The move was largely a practical decision, according to John McDevitt of Philadelphia’s KYW Newsradio station. During initial renovations in Cell 1, workers unearthed more than 20 hidden layers of paint indicative of two distinct decorating campaigns. One, marked by a vertical brown stripe on the rear of the cell wall, may have revolved around a mural, while the other was probably focused on crafting faux wood finishing.

“They were colorful, they were decorative,” Liz Trumbull, manager of historic preservation and architectural conservation, tells McDevitt. “There was evidence of artistic painting in this cell, so we decided to pause our work and really study what we were finding."

Ultimately, the team opted to vacate Cell 1, leaving traces of the prison’s little-known artistic history accessible to visitors and researchers. Next door, an Eastern State Penitentiary press release notes, workers patched up the aging cell’s walls, lime-washed them to align with a period-appropriate color scheme, and installed a mixture of furniture—items both previously exhibited and newly acquired.

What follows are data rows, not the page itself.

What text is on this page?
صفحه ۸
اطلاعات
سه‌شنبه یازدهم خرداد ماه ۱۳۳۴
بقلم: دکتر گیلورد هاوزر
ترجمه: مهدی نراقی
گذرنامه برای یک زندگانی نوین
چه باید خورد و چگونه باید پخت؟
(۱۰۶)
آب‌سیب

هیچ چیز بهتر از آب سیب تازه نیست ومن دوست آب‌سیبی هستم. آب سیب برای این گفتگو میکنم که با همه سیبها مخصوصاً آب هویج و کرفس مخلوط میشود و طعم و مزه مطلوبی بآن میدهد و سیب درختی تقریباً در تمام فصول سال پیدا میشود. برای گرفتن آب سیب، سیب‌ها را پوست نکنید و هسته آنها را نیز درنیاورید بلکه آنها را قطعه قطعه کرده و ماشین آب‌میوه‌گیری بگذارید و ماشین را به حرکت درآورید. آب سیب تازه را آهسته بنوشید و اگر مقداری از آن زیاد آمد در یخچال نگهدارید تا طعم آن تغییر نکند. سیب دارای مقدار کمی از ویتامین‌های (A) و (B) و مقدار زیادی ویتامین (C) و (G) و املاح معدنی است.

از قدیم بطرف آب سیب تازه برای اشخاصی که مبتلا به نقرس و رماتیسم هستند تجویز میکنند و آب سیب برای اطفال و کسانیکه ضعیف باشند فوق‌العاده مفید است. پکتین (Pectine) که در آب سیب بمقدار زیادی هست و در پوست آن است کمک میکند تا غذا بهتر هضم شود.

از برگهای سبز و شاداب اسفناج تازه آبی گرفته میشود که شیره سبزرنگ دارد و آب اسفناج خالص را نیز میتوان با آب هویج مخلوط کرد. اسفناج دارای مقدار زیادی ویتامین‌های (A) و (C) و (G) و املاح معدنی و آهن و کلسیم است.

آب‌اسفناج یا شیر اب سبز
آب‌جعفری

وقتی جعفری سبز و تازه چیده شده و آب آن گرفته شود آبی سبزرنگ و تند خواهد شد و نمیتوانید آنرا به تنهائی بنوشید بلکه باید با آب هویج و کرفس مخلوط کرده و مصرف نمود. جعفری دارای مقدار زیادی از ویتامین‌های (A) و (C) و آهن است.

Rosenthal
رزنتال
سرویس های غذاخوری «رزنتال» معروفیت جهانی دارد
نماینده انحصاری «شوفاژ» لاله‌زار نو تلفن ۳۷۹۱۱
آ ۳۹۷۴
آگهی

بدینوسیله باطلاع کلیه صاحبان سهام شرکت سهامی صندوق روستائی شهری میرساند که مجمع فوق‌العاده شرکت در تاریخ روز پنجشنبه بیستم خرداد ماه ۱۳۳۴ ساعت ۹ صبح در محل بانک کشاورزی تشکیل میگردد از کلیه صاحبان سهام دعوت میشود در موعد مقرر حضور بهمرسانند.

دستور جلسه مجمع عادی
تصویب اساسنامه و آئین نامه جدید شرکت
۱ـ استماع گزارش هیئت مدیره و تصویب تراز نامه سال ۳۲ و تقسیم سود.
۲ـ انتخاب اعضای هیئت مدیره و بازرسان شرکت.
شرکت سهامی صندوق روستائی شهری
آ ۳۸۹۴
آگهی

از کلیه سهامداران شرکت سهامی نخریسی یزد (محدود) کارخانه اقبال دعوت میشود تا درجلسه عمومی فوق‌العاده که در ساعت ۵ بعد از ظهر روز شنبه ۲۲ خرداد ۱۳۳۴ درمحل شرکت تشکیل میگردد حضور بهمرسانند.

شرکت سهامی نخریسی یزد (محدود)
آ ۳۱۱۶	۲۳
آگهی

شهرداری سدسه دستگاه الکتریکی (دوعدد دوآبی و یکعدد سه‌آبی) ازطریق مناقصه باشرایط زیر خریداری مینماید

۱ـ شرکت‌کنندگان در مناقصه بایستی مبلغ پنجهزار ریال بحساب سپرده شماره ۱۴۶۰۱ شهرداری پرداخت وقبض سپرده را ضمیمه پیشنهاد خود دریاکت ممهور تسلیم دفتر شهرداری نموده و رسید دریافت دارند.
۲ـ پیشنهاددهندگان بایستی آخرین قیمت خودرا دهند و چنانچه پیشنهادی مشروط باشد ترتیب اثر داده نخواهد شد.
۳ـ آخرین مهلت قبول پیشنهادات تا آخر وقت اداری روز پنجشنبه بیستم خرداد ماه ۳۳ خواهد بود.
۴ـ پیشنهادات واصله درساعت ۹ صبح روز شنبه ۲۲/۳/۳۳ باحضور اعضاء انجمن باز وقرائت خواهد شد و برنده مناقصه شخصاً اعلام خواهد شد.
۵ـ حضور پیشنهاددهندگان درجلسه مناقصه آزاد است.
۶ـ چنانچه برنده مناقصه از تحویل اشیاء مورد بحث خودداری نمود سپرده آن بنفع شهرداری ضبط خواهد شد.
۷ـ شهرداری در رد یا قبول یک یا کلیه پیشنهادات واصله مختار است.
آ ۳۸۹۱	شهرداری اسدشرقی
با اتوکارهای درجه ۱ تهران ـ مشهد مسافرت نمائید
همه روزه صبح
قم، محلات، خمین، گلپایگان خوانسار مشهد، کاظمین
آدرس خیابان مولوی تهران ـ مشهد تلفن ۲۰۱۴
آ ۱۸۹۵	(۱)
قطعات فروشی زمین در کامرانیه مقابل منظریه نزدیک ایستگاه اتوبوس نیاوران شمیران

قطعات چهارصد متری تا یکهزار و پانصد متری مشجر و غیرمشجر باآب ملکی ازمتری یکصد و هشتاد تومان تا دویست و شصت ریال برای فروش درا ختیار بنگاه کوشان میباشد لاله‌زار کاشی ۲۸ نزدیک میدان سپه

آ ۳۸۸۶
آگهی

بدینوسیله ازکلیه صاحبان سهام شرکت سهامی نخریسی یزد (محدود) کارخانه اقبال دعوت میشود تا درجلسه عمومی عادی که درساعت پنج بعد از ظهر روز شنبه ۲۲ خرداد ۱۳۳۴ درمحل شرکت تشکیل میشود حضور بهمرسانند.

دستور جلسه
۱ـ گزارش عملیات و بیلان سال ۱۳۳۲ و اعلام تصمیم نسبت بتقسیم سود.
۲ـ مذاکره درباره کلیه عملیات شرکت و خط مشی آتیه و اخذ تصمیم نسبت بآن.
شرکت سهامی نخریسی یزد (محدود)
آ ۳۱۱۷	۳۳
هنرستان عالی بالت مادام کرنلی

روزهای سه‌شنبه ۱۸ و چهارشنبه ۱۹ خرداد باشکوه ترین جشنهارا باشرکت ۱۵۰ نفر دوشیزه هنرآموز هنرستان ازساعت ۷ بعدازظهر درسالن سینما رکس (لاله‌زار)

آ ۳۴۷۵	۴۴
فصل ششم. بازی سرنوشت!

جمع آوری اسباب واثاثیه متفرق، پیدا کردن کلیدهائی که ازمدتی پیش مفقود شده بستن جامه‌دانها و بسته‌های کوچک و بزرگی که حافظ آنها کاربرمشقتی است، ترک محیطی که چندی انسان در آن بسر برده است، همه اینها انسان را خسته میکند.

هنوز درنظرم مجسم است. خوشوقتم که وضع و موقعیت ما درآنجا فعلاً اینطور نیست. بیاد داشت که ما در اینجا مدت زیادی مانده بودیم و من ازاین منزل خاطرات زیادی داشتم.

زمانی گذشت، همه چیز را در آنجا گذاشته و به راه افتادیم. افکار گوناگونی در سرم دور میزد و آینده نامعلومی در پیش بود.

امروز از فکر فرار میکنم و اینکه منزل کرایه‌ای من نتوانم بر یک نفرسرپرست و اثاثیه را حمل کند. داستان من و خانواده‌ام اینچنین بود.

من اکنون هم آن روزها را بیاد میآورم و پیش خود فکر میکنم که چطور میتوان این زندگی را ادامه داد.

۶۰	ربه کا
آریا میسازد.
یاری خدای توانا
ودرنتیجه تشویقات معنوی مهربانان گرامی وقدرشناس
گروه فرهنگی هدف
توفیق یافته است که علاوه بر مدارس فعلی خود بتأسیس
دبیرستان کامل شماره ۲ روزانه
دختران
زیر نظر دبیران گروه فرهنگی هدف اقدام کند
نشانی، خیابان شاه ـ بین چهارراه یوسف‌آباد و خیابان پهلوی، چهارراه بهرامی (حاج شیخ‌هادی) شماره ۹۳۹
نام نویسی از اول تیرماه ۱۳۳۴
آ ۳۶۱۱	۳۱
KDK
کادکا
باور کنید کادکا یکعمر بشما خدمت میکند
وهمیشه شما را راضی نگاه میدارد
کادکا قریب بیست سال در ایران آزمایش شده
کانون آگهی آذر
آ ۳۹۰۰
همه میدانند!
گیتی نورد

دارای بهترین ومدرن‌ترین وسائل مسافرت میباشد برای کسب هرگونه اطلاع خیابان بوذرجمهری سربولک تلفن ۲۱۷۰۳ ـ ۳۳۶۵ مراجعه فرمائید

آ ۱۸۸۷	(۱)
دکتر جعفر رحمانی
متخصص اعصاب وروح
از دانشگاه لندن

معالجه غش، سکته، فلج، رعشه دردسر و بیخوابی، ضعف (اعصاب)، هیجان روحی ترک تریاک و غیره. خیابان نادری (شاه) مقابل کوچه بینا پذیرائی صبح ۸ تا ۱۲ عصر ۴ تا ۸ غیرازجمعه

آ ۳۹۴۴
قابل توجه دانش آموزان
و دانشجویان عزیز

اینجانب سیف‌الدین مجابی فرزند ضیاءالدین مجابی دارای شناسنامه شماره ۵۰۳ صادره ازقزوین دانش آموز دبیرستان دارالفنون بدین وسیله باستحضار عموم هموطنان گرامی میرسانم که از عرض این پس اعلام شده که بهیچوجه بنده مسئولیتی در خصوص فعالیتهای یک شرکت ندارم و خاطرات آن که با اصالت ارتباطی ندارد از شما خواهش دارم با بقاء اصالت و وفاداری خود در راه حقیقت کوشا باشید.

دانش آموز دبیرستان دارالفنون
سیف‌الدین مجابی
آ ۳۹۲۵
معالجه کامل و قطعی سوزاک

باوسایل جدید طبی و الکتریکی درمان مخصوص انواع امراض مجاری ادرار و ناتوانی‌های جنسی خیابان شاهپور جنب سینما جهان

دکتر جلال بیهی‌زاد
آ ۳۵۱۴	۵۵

Despite reports to the contrary, prison administrators claimed that their most high-profile prisoner received no special treatment. “This man, called a gangster, comes here to me as just another prisoner,” Warden Herbert Smith told reporters shortly after Capone’s arrival. Closer to the end of the mob boss’ sentence, Smith maintained his stance, saying, “Nobody is shown any favoritism, millionaire or pauper. Capone worked hard and observed every rule, and earned his two months off for good behavior.”

Capone was released from Eastern State on March 17, 1930. Toward the end of the following year, he was found guilty of tax evasion and sentenced to 11 years in prison. Serving out seven years, six months and 15 days of this sentence at both the Atlanta federal penitentiary and Alcatraz, the gangster—reduced to the mentality of a 12-year-old by severe syphilis—retired to his Florida estate, where he died on January 25, 1947.